本書で書かれている種々なROMなどと言う装置もきっと非常にシンプルだったのであろう、なぜなら7、7と並び、次の数字が何であれ、機械によって7,7が何回続いた後にはかならず777になるというお約束が機会毎にあったのだ。だから自分の台と両隣とかの台を観察していれば、いつ頃にその台が777になるのか分かったものだ。それでもトータルするとマイナスな儲けであることは言うまでもない(笑)そしてパチンコをやめて早いもので20年位経つだろうか。

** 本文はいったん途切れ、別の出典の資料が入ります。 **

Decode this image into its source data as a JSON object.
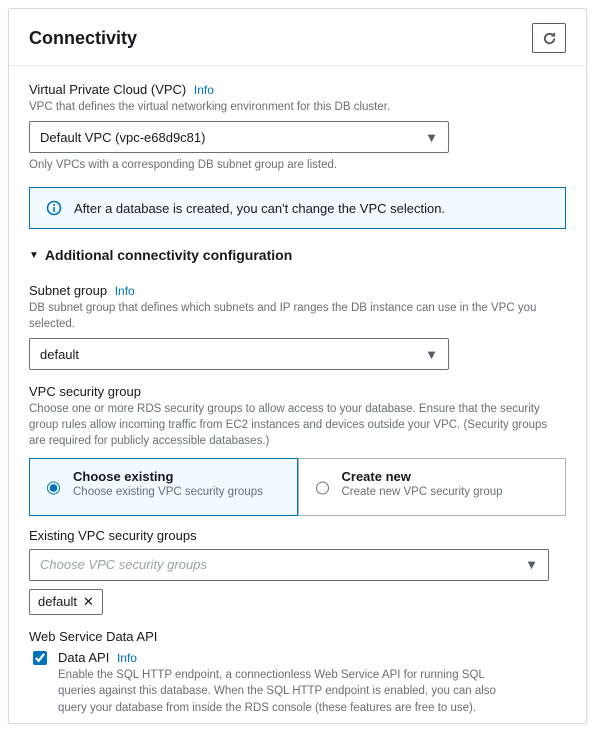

本書を読めば、果てしなく一般のパチンコ愛好家は儲からなくて、儲かるのはパチンコメーカーや一部のパチンコ店(実は多くのパチンコ店は経済的には厳しいらしい)、そして警察を退職した天下り、そして違法なROMを作る人や、ゴト師と呼ばれる人々だろう。
本書にはパチンコだけでなくパチスロに関しても詳細に書かれている。
おそらくパチンコという業態で最も大きな問題は、景品交換というグレーゾーンであろう。
筆者はこの業界の健全化にはある種の公営ギャンブル化が必要だと指摘している。
30兆円という金が動く業界、多くのグレーゾーンがある事がわかったし、決して一般客は儲からない(楽しく遊べるレジャーという文脈を超えている)ということは確かなようだ。